Your client will see warnings on their pages if they use an image that is below your recommended values.


They will also apply to backgrounds.

How resolution warnings are triggered

There are several common triggers for low-resolution warnings.

  • your client has downloaded images and logos from their school website, not realizing they have been downscaled.
  • your client has downloaded photos, clipart and backgrounds from the internet, not verifying their quality (nor the legality of doing so!)
  • your client has over-zoomed an image.
  • your client has stretched a small image to a larger size.
  • your client is using a scanned artwork that is not 300 dpi and set it to a full background.
  • the school photography service has provided portrait images below the recommended PSPA 640x800 size.
  • your client has used a portrait image on a candid page at a much larger size than intended.

How to avoid low resolution warnings in your clients' books

First, ensure that you set your book settings to a reasonable level. 
Yearbooks are generally not printed at the quality of fine art photo books, so there is no need to challenge your clients with very high resolution demands. The goal is to block very low quality images that will print pixelated.

We do not recommend using values over 200 dpi to warn or 150 dpi to error. Anything higher than these values does not allow your clients sufficient flexibility to use image resources available to them.

Never set your warning to 300 dpi - background canvas images are highly likely to display warnings.
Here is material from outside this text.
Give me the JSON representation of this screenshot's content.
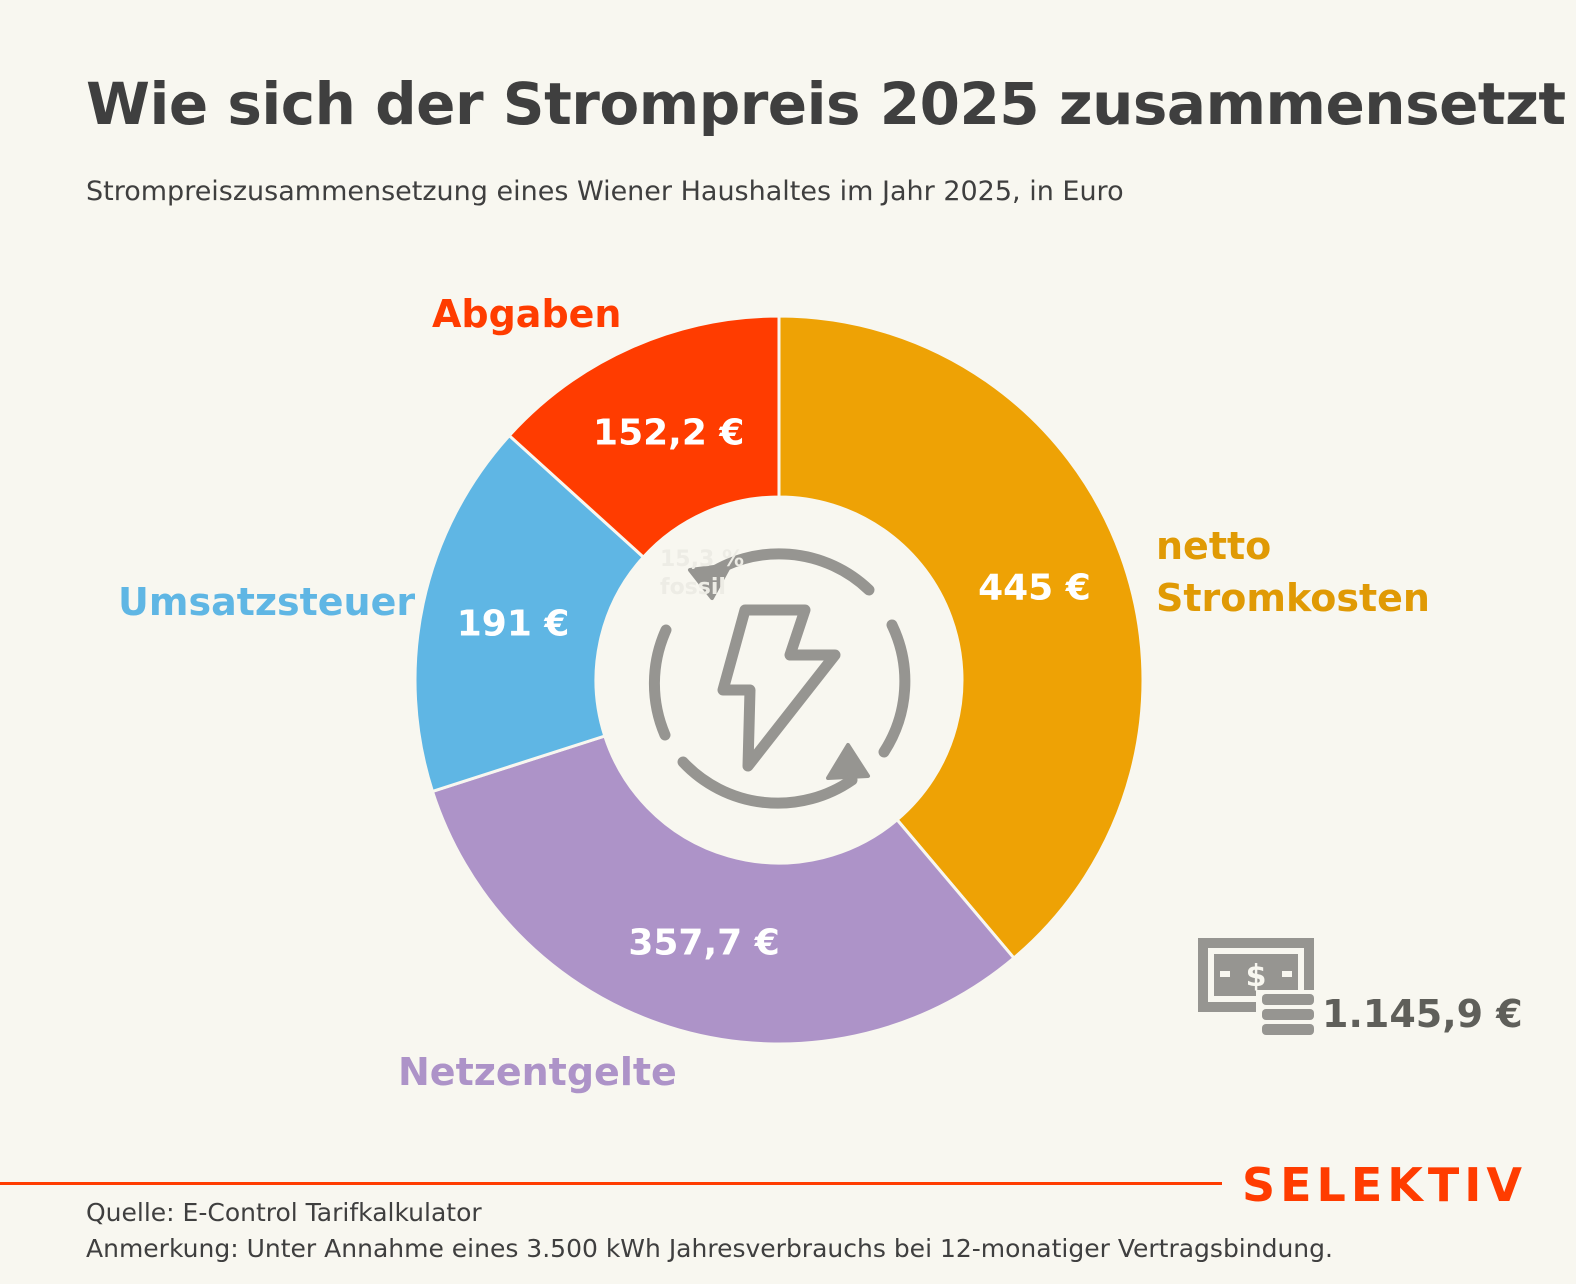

Clipart expanded even slightly beyond its first-dropped size is also likely to trigger warnings.

Second, educate your client on where they should gather images. 
They should primarily use original photos directly gathered from the photographer, not downloaded from a website.
They should use the backgrounds and elements provided in the software, or from reliable copyright free sources downloaded at as large a size as possible.
They should never use images found in a general "google search" or copied from an online publication such as a newspaper or a magazine.

The Memento Yearbook School knowledge base includes a detailed article to explain resolution issues they may encounter with their books.